Pour Ariane Métais, l’une des six membres de la CPDP, « les statistiques sur internet occultent l’échec du débat public. Le compte-rendu est un copier-coller des remarques des internautes. Mais un débat public ne peut pas consister seulement en un forum internet. On est dans le quantitatif, absolument pas dans le qualitatif ».
Avec deux autres des membres de la CPDP, elle s’est désolidarisée du rapport remis ce matin : « Valider le compte-rendu, c’est nier les conditions insatisfaisantes d’un débat dans lequel tout n’a pas été fait pour recréer un dialogue avec les opposants ». Interrogé en conférence de presse par Reporterre, Claude Bernet, le président de la CPDP, a reconnu qu’il y avait eu des dissensions au sein de la commission, mais que tous ont participé à la rédaction du rapport.

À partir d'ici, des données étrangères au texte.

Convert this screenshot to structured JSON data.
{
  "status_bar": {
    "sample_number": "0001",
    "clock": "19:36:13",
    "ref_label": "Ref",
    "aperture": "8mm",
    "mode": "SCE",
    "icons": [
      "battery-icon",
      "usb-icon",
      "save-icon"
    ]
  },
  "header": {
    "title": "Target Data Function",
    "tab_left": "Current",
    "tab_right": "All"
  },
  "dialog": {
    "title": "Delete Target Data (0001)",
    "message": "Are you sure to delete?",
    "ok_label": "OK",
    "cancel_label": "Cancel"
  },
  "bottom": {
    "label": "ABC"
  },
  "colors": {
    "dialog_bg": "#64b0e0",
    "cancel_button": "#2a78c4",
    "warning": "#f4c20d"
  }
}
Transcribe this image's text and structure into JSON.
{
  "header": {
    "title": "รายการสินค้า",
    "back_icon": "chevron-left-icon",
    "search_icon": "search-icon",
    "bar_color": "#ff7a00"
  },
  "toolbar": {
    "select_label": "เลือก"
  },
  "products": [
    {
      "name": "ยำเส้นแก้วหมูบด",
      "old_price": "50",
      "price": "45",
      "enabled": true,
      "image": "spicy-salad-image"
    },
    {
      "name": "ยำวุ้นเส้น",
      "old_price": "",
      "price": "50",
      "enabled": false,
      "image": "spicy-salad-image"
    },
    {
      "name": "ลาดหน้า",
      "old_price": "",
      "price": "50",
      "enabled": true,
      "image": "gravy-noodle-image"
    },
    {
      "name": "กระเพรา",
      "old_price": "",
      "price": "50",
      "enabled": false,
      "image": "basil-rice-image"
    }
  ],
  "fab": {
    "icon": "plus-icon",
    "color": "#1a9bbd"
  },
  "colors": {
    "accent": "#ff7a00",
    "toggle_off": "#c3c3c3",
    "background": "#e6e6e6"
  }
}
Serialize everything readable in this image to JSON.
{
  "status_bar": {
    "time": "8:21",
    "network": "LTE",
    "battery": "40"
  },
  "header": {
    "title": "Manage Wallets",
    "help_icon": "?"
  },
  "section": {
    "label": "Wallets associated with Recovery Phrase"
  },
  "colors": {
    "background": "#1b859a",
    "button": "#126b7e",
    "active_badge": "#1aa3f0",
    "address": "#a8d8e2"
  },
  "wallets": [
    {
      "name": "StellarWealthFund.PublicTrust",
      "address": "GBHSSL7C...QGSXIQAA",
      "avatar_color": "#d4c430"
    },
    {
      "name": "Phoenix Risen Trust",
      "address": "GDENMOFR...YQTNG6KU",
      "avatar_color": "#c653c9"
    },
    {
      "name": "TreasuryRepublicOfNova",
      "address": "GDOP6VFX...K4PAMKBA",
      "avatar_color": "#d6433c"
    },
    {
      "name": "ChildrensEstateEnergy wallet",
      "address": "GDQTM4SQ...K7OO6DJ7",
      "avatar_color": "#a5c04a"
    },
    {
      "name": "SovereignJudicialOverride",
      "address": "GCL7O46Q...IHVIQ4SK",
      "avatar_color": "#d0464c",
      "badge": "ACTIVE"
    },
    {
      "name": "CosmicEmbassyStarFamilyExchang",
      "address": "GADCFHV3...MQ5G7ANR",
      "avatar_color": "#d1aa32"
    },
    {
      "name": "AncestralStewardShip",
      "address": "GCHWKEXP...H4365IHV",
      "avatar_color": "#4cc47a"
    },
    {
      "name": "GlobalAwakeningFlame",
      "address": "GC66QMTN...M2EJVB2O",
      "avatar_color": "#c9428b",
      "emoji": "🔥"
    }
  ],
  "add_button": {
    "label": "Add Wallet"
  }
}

Une scène étonnante dont Reporterre a été témoin permet toutefois d’en douter. Dans le couloir du ministère de l’Ecologie où se tenait la conférence de presse, Claude Bernet a pris à partie Arianne Métais : « Aujourd’hui, lui a-t-il dit, la CPDP s’exprime d’une seule voix. Una Voce. C’est un principe de bonne règle, il ne faut pas montrer de désaccord devant les journalistes. Je te demande de ne pas prendre la parole, c’est clair, net et précis. Je le fais devant témoin ». Bernet ne savait pas alors que le témoin était journaliste.
Derrière les questions sur la légitimité de ce « débat » sur internet , c’est la question de son utilité qui est posée. Pourquoi l’avoir précipité en 2013, alors que le débat national sur la transition énergétique qui doit pourtant décider de l’avenir du nucléaire, n’était pas achevé ?
Mais c’est l’utilisation d’une nouvelle forme de discussion qui a en fait donné une légitimité aux conclusions de la CPDP. Car c’est en fait la tenue d’une conférence citoyenne qui a permis d’émettre un avis venant des citoyens, avis dont s’est largement inspiré la Commission : la mise en oeuvre de Cigeo ne presse pas, elle doit être retardée.